In my youth I only admired brightly colored maples. I don’t think I am alone. When people talk about the New England fall and set off leaf peeping, it is the brilliance of the maples that they are looking for.
But even maples cannot be counted on to be consistently scarlet. Now that I am older, and spend so much time driving up and down Route 8A which winds through woodlands and along a stream, then onto Route 2, the famous scenic Mohawk Trail, I have become more appreciative and admiring of the other trees that are so common.
Golden poplar trees line the last bit of road leading to our house.
White barked birches scatter gold across the cerulean sky.
Dense burnished leaves of the young oaks glow in the afternoon sun along the roadside.
Right in my own backyard I have brilliant blueberry foliage to enjoy
in its myriad shades.
Our woods are full of beech trees, but I’ve never hear anyone write an ode to the beech.

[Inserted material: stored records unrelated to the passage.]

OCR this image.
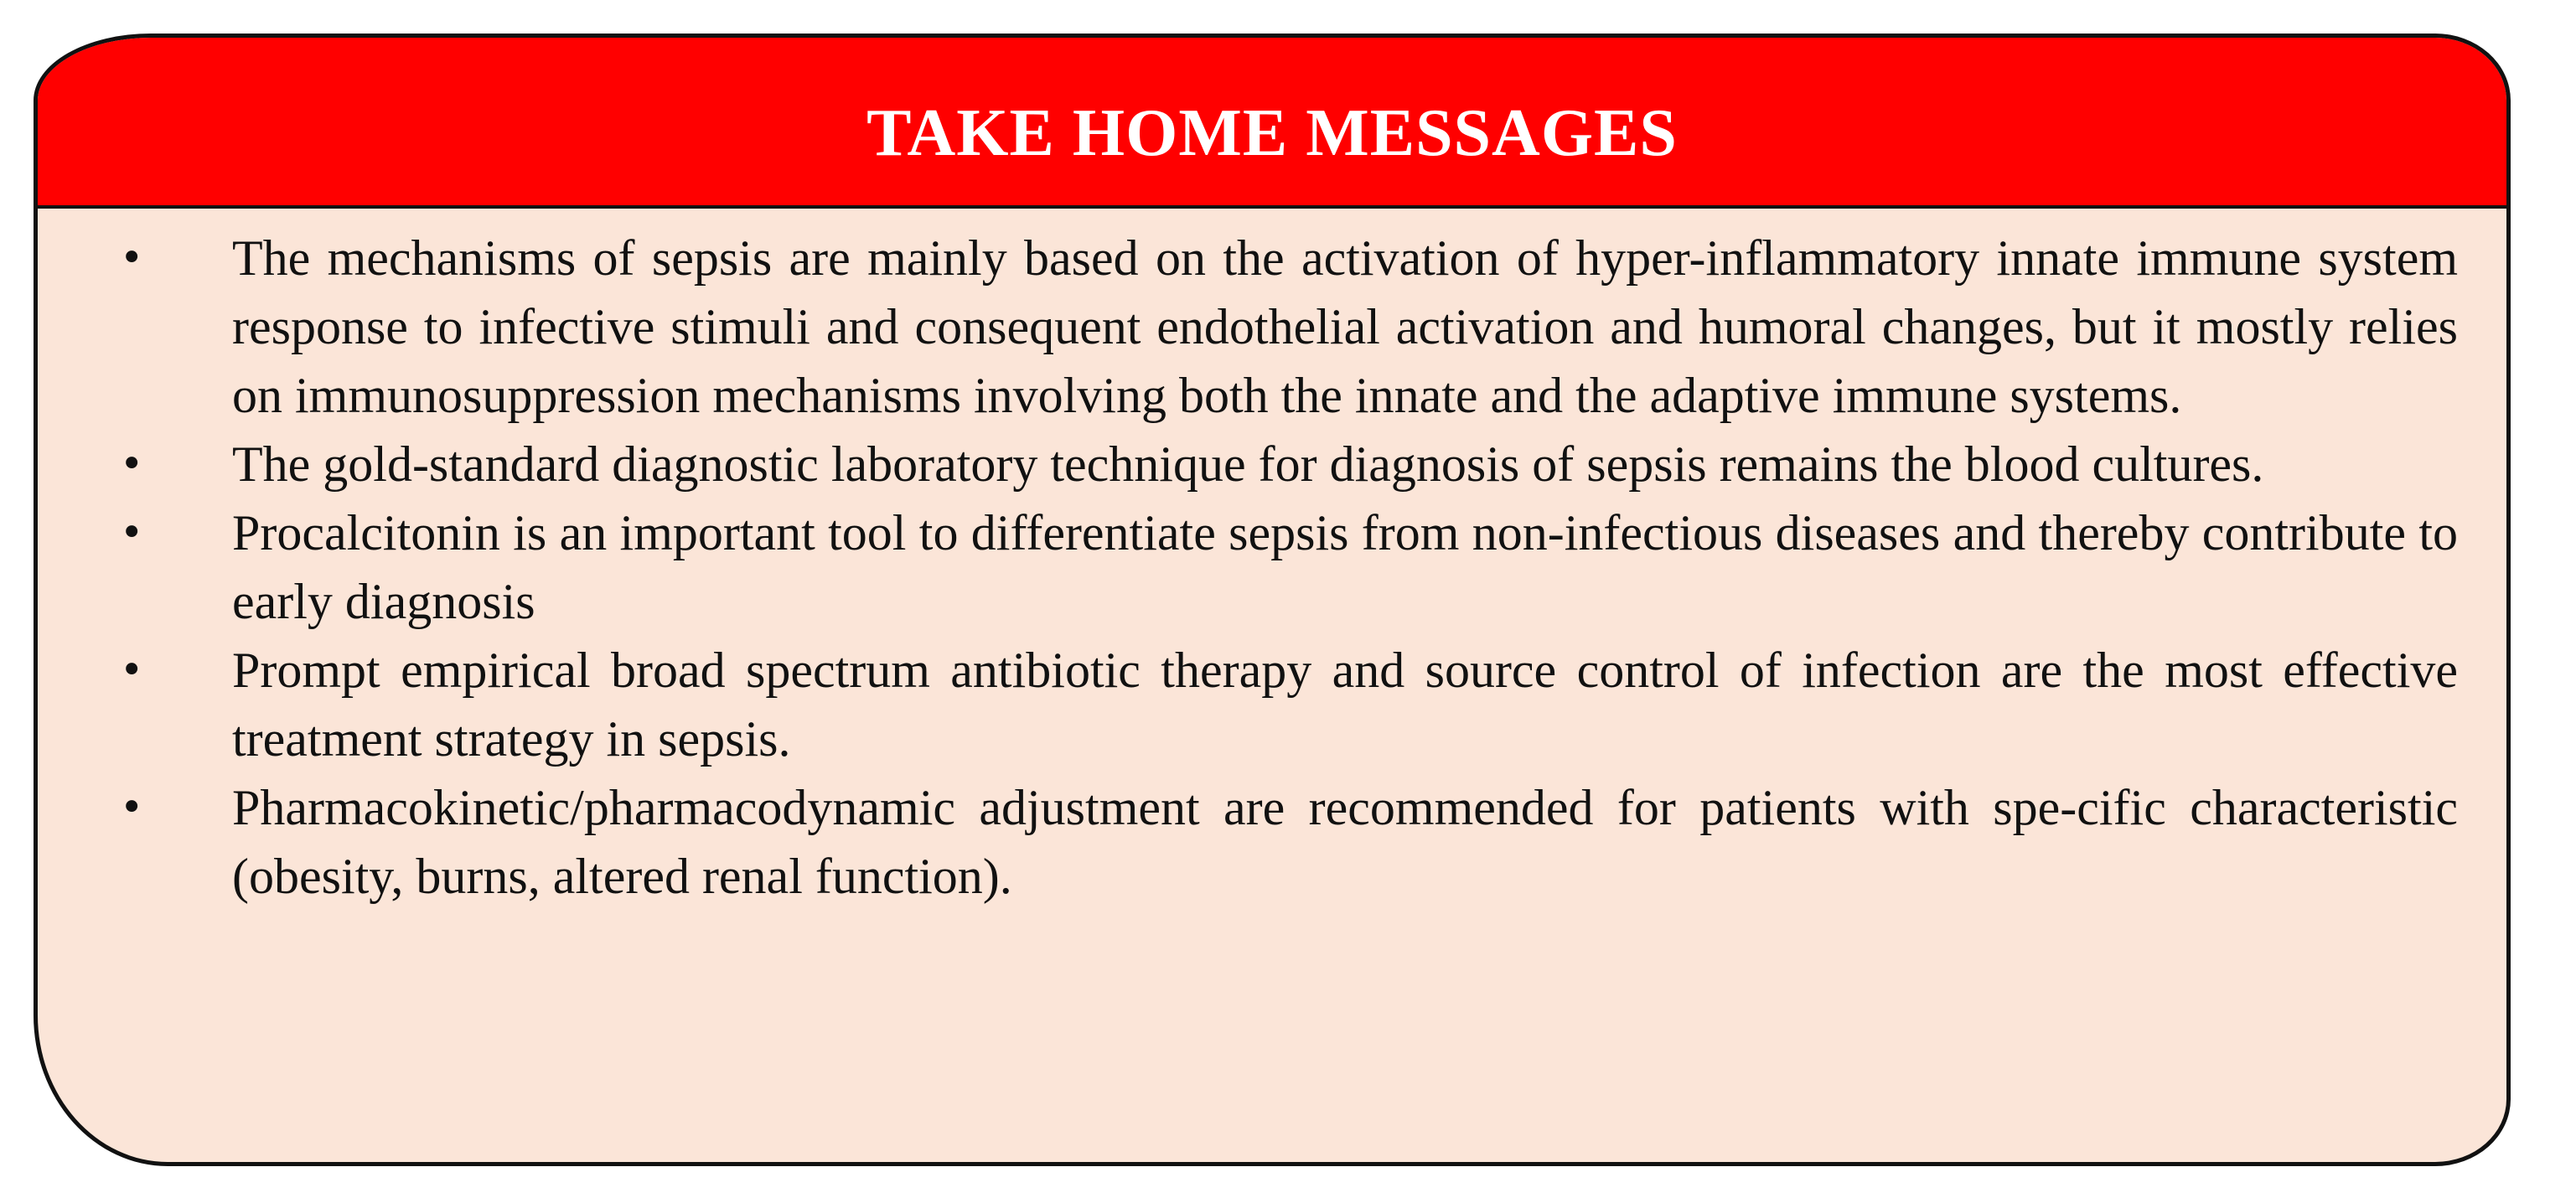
TAKE HOME MESSAGES
• The mechanisms of sepsis are mainly based on the activation of hyper-inflammatory innate immune system response to infective stimuli and consequent endothelial activation and humoral changes, but it mostly relies on immunosuppression mechanisms involving both the innate and the adaptive immune systems.
• The gold-standard diagnostic laboratory technique for diagnosis of sepsis remains the blood cultures.
• Procalcitonin is an important tool to differentiate sepsis from non-infectious diseases and thereby contribute to early diagnosis
• Prompt empirical broad spectrum antibiotic therapy and source control of infection are the most effective treatment strategy in sepsis.
• Pharmacokinetic/pharmacodynamic adjustment are recommended for patients with spe-cific characteristic (obesity, burns, altered renal function).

I have come to a special admiration of the beech and the progression of fall color. The summer green becomes striped with a sunny yellow. Then it seems those colors change places and the yellow leaves are touched with green. Soon the yellow is tinged with a lively brown before it turns a dry rustling brown. These two beeches growing right next to each other show how unpredictably the color changes.
An interesting aspect of the beech, especially young beech trees is that the leaves are not abscissed in the fall, which is to say, the leaves do not fall off the tree. In the spring the new leaf buds finally push the dead leaf off the branch. If you want to add a new word to your horticultural vocabulary, the term for this process ismarcescense.
Soon the trees will be bare, all the colors dimmed and blown away. Only the dreams of autumn will be left to me. Until next year.